Gender issues at the core of tobacco control
8 MARCH 2018 - It is an often overlooked fact that prior to consumers, tobacco workers become the earliest victims of the hazardous industry.
Tobacco growing requires specially high levels of pesticides and fertilizers. In low and middle income countries (LMICs), tobacco farmers, who are mainly women, are subjected to the risks of exposure to tobacco products given the poor working conditions. They farm and handle tobacco which is far from complying with safety measures. In LMICs, farmers usually apply pesticide and growth inhibitors with handheld or backpack sprayers without necessary protective equipment. Unprotected tobacco harvesters are also prone to green tobacco sickness which is caused by nicotine dermal absorption and is exclusively related to tobacco growing. They get affected, suffer and many of them die.

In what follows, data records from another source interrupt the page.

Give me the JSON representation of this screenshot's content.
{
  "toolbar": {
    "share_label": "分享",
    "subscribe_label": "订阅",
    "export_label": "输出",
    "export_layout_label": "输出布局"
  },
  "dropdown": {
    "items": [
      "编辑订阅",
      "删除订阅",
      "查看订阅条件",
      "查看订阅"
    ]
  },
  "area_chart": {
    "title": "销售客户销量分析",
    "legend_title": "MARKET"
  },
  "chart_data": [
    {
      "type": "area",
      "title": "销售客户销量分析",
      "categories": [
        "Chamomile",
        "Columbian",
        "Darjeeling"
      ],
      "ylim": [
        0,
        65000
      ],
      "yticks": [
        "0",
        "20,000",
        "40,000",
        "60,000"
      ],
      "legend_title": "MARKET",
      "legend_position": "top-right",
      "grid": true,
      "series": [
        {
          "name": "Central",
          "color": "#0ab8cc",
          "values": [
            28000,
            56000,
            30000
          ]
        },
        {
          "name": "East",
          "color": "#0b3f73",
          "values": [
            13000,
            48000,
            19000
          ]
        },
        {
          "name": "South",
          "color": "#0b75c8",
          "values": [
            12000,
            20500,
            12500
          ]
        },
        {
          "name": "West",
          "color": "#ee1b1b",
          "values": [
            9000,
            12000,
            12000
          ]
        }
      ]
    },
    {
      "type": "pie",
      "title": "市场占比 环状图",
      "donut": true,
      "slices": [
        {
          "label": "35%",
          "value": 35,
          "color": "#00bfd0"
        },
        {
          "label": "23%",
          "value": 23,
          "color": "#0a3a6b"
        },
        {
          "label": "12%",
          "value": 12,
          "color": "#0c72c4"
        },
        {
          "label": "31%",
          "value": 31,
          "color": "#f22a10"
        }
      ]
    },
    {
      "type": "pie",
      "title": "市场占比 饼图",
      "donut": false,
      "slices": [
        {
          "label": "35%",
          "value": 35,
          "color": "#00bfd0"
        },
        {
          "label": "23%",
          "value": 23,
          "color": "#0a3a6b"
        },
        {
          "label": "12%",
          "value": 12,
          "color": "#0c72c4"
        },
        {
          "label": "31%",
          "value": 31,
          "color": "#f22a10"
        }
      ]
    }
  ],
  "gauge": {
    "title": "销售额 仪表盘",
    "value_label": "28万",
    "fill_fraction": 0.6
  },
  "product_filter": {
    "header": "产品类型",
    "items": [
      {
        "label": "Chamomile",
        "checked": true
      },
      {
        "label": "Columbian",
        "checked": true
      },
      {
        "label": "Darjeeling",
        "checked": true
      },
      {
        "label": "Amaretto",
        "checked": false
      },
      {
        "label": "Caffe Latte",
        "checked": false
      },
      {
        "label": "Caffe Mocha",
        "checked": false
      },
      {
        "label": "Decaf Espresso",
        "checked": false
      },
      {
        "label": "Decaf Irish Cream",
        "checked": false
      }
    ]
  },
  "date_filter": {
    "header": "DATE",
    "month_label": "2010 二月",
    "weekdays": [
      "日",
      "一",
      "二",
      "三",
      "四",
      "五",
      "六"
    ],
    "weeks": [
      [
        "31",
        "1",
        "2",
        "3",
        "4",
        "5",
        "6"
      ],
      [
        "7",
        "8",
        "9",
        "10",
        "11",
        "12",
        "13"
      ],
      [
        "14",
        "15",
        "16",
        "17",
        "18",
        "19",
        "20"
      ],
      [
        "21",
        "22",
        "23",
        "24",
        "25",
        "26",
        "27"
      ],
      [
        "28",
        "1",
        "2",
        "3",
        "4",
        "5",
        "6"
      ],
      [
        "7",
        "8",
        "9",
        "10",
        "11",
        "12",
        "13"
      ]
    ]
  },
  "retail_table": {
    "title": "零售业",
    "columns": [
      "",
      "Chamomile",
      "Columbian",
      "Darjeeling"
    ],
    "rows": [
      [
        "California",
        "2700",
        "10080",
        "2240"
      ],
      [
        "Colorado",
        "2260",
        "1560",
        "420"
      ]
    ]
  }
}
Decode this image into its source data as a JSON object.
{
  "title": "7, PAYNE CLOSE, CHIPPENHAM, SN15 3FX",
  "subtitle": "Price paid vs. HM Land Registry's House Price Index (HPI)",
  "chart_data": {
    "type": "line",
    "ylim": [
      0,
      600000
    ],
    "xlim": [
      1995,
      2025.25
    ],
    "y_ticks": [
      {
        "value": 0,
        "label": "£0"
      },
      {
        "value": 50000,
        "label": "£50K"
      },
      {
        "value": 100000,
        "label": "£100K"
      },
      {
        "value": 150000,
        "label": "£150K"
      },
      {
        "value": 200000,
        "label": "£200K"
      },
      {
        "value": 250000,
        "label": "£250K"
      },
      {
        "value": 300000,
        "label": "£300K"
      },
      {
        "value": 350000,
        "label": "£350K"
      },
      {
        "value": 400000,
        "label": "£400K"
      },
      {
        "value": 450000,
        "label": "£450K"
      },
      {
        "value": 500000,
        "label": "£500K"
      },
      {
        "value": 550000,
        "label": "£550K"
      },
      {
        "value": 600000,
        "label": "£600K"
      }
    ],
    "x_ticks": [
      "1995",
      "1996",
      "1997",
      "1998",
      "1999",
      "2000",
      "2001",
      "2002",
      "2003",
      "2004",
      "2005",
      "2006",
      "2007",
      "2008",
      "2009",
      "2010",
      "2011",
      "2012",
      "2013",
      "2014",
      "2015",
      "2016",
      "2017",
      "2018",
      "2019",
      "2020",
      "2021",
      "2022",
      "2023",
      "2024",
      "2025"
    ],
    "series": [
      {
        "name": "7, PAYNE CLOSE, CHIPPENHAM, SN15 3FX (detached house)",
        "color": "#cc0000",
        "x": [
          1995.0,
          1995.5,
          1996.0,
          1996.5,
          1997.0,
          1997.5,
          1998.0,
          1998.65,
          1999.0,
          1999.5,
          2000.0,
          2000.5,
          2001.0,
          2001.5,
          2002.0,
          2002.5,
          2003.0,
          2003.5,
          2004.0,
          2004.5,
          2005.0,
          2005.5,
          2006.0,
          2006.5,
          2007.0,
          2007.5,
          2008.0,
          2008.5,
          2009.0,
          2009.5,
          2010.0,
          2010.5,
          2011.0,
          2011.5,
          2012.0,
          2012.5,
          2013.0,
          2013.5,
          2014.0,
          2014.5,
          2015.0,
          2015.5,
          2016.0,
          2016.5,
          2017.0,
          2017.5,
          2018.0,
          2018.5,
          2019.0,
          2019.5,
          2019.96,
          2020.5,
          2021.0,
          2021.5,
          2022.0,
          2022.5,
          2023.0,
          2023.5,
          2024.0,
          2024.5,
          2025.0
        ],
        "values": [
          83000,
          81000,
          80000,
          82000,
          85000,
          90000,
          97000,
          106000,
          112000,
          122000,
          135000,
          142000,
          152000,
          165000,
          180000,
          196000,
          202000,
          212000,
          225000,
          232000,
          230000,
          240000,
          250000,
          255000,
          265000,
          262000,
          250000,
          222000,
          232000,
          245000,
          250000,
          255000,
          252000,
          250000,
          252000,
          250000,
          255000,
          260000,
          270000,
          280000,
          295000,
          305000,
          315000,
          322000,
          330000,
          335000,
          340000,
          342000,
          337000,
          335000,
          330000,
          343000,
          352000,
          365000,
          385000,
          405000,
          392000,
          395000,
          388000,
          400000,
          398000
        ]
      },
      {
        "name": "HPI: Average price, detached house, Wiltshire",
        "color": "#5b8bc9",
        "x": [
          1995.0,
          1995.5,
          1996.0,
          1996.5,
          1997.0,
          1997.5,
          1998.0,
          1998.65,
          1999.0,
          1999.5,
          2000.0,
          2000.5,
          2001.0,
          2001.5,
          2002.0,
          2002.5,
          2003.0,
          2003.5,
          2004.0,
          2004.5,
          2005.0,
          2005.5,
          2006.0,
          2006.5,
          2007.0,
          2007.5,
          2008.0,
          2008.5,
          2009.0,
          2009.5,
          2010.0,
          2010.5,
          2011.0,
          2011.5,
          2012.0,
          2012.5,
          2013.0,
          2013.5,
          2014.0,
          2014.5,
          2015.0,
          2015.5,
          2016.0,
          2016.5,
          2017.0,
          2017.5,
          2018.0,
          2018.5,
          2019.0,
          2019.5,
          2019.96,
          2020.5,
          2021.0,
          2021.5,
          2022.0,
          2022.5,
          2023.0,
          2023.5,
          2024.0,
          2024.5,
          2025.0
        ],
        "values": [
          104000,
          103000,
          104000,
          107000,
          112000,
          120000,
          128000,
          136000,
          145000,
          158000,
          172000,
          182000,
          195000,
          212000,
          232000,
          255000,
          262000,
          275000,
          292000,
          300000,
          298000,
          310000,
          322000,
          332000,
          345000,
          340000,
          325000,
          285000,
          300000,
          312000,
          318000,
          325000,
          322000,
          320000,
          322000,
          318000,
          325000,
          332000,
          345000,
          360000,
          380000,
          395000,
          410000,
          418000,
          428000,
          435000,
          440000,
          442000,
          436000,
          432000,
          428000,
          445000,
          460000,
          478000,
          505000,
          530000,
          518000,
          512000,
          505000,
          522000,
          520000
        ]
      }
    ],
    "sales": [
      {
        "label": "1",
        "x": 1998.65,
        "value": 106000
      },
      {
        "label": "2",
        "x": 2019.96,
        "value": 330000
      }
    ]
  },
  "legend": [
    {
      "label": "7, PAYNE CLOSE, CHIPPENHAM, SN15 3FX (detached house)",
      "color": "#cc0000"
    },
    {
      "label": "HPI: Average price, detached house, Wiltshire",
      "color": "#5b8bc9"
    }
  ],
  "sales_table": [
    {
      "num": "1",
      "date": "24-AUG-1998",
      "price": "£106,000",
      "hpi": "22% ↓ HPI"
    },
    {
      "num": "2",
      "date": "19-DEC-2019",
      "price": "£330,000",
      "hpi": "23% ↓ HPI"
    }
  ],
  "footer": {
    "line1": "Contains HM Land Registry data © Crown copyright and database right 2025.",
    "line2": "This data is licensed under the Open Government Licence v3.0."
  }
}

It is difficult for families to escape this situation. Tobacco farming families are indebted to with the tobacco industry and merely survive in the marginalized section of society.
Ms. Preeti Sudan is the first woman President of the Conference of the Parties to the WHO FCTC and she took the International Women’s Day as an opportunity to address the gender issues in tobacco control:
“Today, we are celebrating the International Women’ Day. It is a unique opportunity for me as the President of the Conference of the Parties to WHO FCTC, to call upon Parties to put every effort to break the vicious cycle of poverty that locks the tobacco workers, who are mainly women, in this hazardous industry.
Together, as Parties to the WHO FCTC, we have committed to promote economically viable alternatives for tobacco workers and growers. Such strategies will eventually support female workers for a better future.
Let us address all gender issues while implementing comprehensive tobacco control laws in each of our countries with an objective to protect the health of women.”